### Compression III: LZ Compression
You are attempting to solve a Coding Contract. You have 10 tries remaining, after which the contract will self-destruct.


Lempel-Ziv (LZ) compression is a data compression technique which encodes data using references to earlier parts of the data. In this variant of LZ, data is encoded in two types of chunk. Each chunk begins with a length L, encoded as a single ASCII digit from 1 to 9, followed by the chunk data, which is either:

1. Exactly L characters, which are to be copied directly into the uncompressed data.
2. A reference to an earlier part of the uncompressed data. To do this, the length is followed by a second ASCII digit X: each of the L output characters is a copy of the character X places before it in the uncompressed data.

For both chunk types, a length of 0 instead means the chunk ends immediately, and the next character is the start of a new chunk. The two chunk types alternate, starting with type 1, and the final chunk may be of either type.

You are given the following input string:

    080808080UFwj1WFwj1WFwjmUlqk20fJqk20fELSk20fELSk21KAE5LS
Encode it using Lempel-Ziv encoding with the minimum possible output length.
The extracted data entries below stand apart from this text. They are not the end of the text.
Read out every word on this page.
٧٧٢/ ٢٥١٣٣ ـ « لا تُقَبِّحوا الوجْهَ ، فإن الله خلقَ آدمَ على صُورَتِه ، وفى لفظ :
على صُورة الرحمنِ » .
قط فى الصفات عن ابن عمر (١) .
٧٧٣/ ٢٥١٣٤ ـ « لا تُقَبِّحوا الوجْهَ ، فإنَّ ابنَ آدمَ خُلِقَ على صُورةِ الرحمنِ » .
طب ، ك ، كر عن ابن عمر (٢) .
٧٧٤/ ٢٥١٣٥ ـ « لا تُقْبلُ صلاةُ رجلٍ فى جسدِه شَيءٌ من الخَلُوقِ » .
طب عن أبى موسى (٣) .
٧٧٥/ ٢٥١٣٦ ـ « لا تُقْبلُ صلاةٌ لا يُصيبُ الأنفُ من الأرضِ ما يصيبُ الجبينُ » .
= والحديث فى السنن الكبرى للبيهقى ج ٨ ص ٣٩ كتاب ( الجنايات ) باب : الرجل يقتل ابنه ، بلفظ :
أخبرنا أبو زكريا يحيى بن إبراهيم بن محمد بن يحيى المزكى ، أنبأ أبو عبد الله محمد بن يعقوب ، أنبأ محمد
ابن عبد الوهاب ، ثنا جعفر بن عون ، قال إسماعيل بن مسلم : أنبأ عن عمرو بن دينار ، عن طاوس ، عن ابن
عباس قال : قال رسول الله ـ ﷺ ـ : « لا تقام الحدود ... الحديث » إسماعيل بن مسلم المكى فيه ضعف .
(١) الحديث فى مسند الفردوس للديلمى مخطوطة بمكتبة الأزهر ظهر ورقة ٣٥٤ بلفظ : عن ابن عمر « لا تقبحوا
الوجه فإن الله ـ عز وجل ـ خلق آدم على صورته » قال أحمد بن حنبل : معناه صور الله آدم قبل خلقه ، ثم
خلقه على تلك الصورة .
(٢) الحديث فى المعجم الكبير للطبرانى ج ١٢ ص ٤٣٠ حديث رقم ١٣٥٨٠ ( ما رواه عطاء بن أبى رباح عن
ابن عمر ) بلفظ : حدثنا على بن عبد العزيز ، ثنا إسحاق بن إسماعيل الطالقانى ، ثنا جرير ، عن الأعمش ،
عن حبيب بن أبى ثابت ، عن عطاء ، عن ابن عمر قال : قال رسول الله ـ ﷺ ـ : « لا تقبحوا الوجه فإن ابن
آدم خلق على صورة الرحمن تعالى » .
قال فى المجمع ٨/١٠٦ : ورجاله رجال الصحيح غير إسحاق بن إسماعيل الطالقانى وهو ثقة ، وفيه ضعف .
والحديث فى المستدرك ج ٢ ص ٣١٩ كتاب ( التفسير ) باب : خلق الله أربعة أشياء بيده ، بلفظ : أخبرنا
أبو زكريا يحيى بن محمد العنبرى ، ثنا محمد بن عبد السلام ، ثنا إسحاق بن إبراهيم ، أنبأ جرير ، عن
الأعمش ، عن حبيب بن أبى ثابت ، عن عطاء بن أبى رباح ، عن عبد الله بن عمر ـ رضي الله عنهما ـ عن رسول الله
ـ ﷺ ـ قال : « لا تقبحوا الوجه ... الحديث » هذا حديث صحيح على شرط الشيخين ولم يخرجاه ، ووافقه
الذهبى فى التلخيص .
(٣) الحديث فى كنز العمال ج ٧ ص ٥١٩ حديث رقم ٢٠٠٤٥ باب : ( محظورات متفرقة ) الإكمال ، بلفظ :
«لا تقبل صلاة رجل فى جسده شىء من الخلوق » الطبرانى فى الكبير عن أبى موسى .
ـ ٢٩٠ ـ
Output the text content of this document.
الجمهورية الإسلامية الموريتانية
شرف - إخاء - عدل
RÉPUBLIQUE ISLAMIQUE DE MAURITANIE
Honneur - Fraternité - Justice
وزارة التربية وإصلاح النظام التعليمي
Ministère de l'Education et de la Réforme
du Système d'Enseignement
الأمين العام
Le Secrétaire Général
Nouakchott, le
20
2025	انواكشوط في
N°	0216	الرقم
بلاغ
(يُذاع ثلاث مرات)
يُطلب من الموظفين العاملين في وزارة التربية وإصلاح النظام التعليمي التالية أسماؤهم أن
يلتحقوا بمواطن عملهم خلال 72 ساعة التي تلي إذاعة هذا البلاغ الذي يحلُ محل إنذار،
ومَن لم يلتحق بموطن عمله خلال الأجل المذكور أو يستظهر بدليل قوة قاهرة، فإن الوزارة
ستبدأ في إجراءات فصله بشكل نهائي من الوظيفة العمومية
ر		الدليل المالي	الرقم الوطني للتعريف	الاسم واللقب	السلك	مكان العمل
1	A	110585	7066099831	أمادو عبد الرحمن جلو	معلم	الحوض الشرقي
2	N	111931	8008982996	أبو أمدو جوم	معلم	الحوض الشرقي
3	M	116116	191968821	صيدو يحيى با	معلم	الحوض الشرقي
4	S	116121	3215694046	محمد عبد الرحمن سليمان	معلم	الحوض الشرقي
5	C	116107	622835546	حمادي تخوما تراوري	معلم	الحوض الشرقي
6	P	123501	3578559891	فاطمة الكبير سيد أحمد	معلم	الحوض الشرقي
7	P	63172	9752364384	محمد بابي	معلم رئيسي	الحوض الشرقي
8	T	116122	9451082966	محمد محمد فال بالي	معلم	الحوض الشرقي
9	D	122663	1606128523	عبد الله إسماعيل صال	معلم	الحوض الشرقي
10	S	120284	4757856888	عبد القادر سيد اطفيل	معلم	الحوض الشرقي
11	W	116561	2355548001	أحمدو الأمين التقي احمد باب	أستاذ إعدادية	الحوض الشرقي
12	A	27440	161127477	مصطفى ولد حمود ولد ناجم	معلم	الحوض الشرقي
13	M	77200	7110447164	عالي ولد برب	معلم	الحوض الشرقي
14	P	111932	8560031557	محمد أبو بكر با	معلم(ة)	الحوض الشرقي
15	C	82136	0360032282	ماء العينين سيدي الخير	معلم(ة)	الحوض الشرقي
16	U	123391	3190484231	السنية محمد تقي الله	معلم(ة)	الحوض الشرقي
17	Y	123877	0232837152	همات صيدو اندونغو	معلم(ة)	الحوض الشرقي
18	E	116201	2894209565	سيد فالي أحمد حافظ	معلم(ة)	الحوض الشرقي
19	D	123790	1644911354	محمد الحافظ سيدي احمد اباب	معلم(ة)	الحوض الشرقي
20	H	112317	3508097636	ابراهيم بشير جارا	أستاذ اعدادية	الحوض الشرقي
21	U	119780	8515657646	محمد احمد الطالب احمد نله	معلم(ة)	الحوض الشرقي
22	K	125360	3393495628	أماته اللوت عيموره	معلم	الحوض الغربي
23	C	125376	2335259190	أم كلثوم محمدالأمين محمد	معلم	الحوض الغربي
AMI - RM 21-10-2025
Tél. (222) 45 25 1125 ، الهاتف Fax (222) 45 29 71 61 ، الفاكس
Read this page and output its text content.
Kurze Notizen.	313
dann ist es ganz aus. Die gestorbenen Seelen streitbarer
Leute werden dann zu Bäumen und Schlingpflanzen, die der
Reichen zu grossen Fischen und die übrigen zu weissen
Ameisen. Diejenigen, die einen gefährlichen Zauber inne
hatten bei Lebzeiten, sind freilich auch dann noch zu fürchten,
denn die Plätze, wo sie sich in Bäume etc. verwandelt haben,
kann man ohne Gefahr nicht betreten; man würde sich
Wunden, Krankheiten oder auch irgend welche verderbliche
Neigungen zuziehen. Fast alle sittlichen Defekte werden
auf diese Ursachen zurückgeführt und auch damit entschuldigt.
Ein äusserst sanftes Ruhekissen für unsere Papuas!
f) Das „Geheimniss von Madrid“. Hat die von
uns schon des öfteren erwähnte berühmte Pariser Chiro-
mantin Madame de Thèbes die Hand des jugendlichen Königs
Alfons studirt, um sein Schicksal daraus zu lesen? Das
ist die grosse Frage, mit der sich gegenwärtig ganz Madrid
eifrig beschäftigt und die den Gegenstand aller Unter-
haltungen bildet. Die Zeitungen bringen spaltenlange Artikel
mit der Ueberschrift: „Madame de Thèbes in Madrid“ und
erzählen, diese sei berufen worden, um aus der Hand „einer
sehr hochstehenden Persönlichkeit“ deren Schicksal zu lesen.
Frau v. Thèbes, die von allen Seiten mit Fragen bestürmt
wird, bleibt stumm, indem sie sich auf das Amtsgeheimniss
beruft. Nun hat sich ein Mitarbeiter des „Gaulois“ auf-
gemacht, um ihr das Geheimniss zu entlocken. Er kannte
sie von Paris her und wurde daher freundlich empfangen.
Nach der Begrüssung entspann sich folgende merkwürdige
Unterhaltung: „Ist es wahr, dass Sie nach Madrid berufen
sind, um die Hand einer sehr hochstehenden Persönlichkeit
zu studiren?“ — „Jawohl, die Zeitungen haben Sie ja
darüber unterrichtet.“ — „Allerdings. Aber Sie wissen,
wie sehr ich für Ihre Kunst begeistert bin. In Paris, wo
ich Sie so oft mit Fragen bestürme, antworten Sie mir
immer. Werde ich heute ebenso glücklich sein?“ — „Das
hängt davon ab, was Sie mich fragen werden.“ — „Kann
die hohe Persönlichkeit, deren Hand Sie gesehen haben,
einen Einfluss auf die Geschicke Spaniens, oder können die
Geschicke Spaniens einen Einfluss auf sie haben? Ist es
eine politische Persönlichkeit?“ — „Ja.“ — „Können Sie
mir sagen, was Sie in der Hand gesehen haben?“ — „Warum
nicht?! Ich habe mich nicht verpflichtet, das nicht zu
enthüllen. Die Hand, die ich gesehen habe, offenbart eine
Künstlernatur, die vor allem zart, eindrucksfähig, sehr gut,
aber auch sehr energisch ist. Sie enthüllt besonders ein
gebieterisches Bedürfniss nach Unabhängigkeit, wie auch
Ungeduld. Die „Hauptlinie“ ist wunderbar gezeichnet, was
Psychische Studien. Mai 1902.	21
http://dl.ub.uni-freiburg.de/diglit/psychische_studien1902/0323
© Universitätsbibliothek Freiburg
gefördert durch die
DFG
Examples (some have other possible encodings of minimal length):

    abracadabra     ->  7abracad47
    mississippi     ->  4miss433ppi
    aAAaAAaAaAA     ->  3aAA53035
    2718281828      ->  627182844
    abcdefghijk     ->  9abcdefghi02jk
    aaaaaaaaaaaa    ->  3aaa91
    aaaaaaaaaaaaa   ->  1a91031
    aaaaaaaaaaaaaa  ->  1a91041

In [1]:
def lz_compress(data):
    output = []
    i = 0
    while i < len(data):
        # Find longest match for the next sequence in the previous data
        max_match_length = 0
        max_match_distance = 0
        for j in range(max(0, i - 9), i):
            match_length = 0
            while match_length < min(9, i - j, len(data) - i) and data[i + match_length] == data[j + match_length]:
                match_length += 1
            if match_length > max_match_length:
                max_match_length = match_length
                max_match_distance = i - j

        # If a match is found, encode it as a reference
        if max_match_length > 1:
            output.append(f"{max_match_length}{max_match_distance}")
            i += max_match_length
        else:
            # Encode the next character(s) directly
            direct_length = 1
            while direct_length < 9 and i + direct_length < len(data) and direct_length <= max_match_distance:
                direct_length += 1
            output.append(f"{direct_length}{data[i:i+direct_length]}")
            i += direct_length

    return ''.join(output)

In [2]:
input_string = "080808080UFwj1WFwj1WFwjmUlqk20fJqk20fELSk20fELSk21KAE5LS"

In [3]:
lz_compress(input_string)

'1018224490UFwj1WFw556jmUlqk12101f1J561E1L1S7727111K1A4E5LS'